Marie Torres - 5 juin 2015
S’échapper de la vie pour se réfugier dans la littérature. C’est ce que fait Augustin lorsqu’il part sur les traces des héros et des lieux de l’ouvrage de Siegfried Lenz, « La Leçon d’allemand ». En chemin, Lionel Duroy nous offre un roman poétique et émouvant.

Avez-vous remarqué que, lorsque Lionel Duroy présente son dernier ouvrage Échapper, il ne peut s'empêcher de faire l'éloge du roman de Siegfried Lenz, La Leçon d’allemand, paru en 1968. Étrange, non ? C’est ce que je me suis dit en l’écoutant un matin sur France Musique. Mais il y avait une telle foi, un tel enthousiasme dans ses propos que je me suis dépêchée d’acheter les deux ouvrages. En toute logique, j’ai commencé par lire celui de l’auteur allemand. Et j’ai tout de suite compris pourquoi cette histoire avait bouleversé Lionel Duroy. L’écriture de Lenz est simplement magnifique. Au bout de deux pages, vous êtes envoûté par les personnages et les lieux. Vous êtes là-bas, dans le petit village de Rugbüll, non loin d’Husum, un matin de 1943…

«  Chaque souvenir appelle des significations nouvelles »

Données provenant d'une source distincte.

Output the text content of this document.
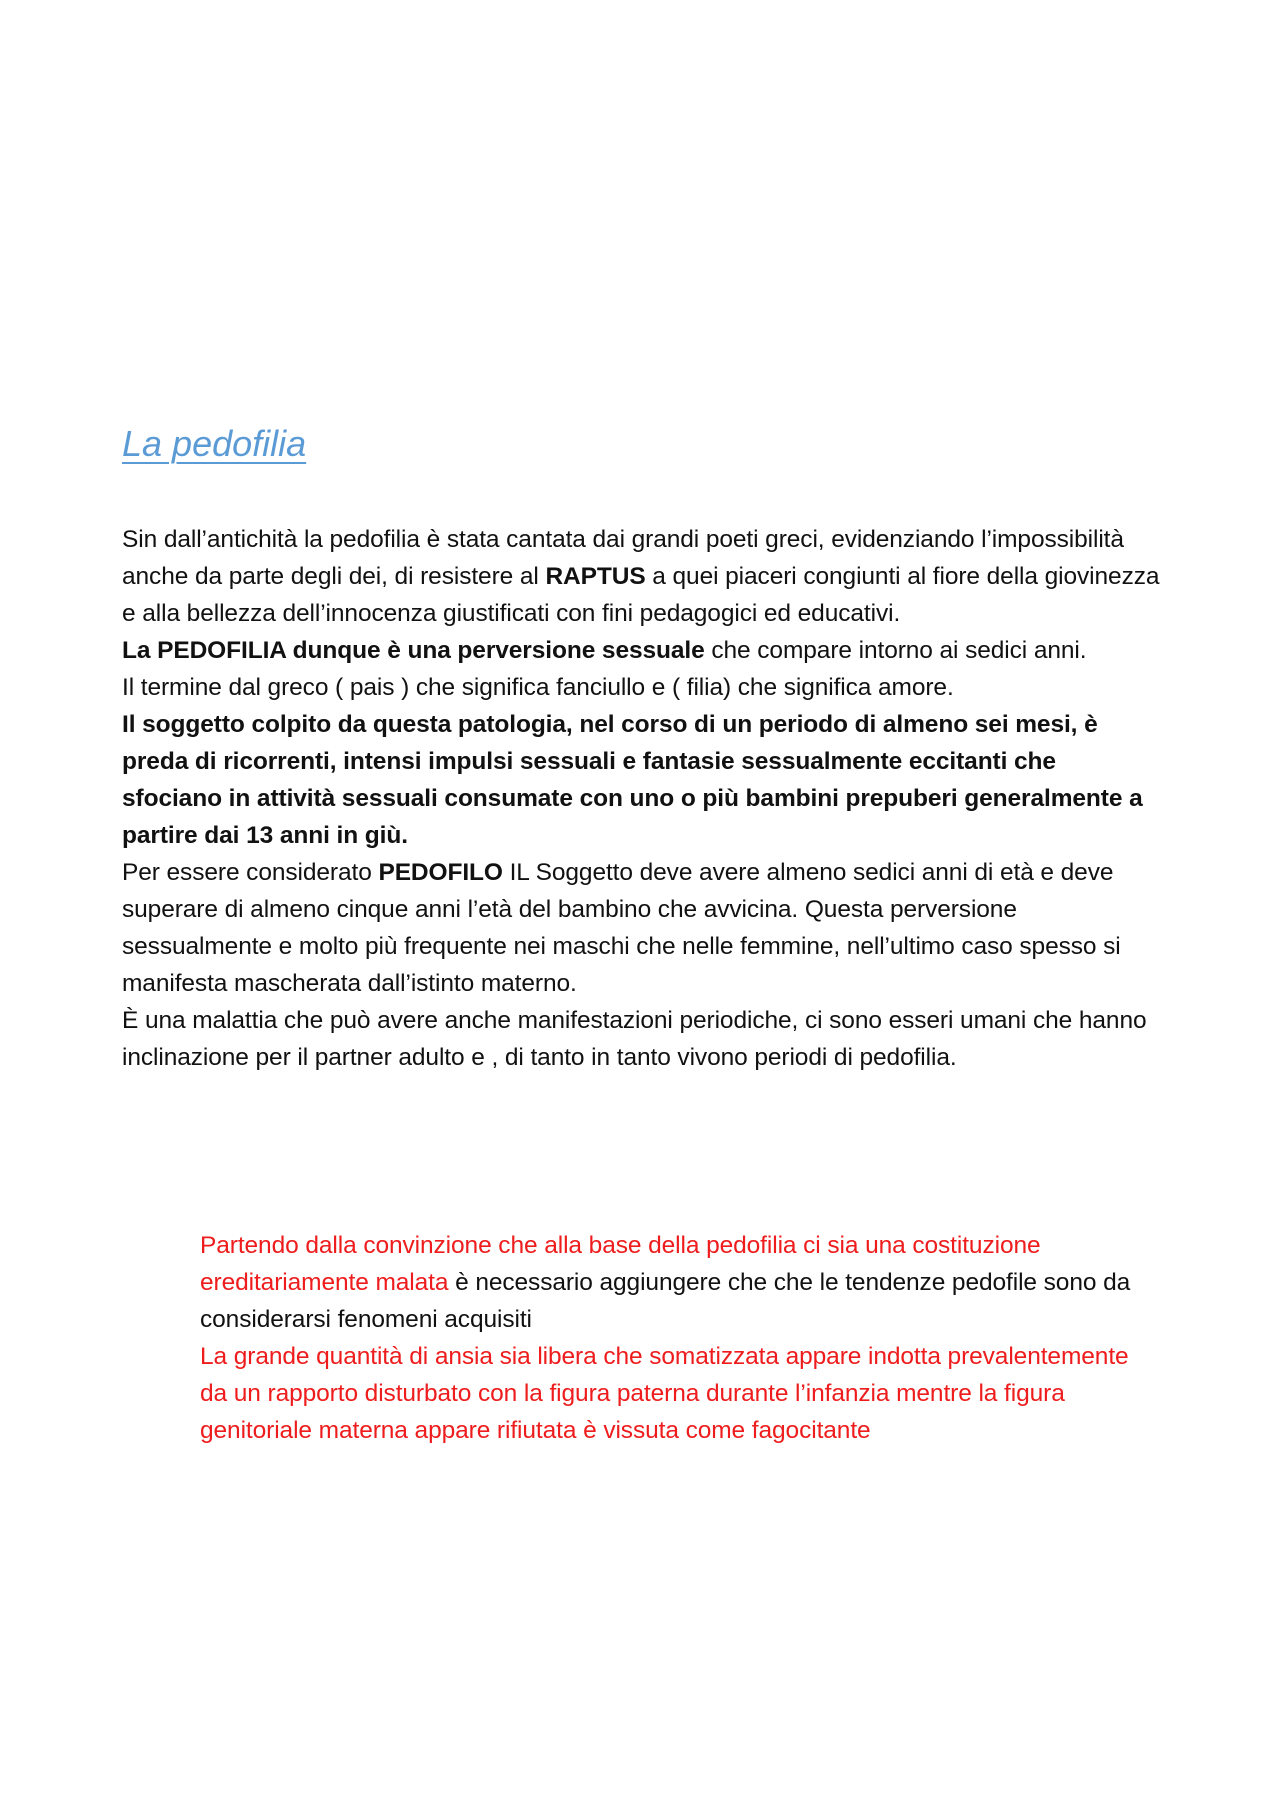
La pedofilia

Sin dall’antichità la pedofilia è stata cantata dai grandi poeti greci, evidenziando l’impossibilità anche da parte degli dei, di resistere al RAPTUS a quei piaceri congiunti al fiore della giovinezza e alla bellezza dell’innocenza giustificati con fini pedagogici ed educativi.

La PEDOFILIA dunque è una perversione sessuale che compare intorno ai sedici anni.

Il termine dal greco ( pais ) che significa fanciullo e ( filia) che significa amore.

Il soggetto colpito da questa patologia, nel corso di un periodo di almeno sei mesi, è preda di ricorrenti, intensi impulsi sessuali e fantasie sessualmente eccitanti che sfociano in attività sessuali consumate con uno o più bambini prepuberi generalmente a partire dai 13 anni in giù.

Per essere considerato PEDOFILO IL Soggetto deve avere almeno sedici anni di età e deve superare di almeno cinque anni l’età del bambino che avvicina. Questa perversione sessualmente e molto più frequente nei maschi che nelle femmine, nell’ultimo caso spesso si manifesta mascherata dall’istinto materno.

È una malattia che può avere anche manifestazioni periodiche, ci sono esseri umani che hanno inclinazione per il partner adulto e , di tanto in tanto vivono periodi di pedofilia.

Partendo dalla convinzione che alla base della pedofilia ci sia una costituzione ereditariamente malata è necessario aggiungere che che le tendenze pedofile sono da considerarsi fenomeni acquisiti

La grande quantità di ansia sia libera che somatizzata appare indotta prevalentemente da un rapporto disturbato con la figura paterna durante l’infanzia mentre la figura genitoriale materna appare rifiutata è vissuta come fagocitante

« Mais il faut maintenant que je décrive le matin, même si chaque souvenir appelle des significations nouvelles : il faut que je mette en scène une lente éclosion du jour au cours de laquelle un jaune irrésistible l’emporte peu à peu sur le gris brun ; il faut que j’introduise l’été : un horizon sans bornes, des canaux, un vol de vanneaux ; il faut que je déroule dans le ciel des nappes de brume et que je fasse résonner de l’autre côté de la digue le bourdonnement vibrant d’un cotre ; et pour compléter le tableau il faut que je quadrille le paysage d’arbres et de baies, de fermes basses d’où ne se lève aucune fumée ; il faut aussi que, d’une main négligente, je parsème les prairies de bétail taché de blanc et de brun. »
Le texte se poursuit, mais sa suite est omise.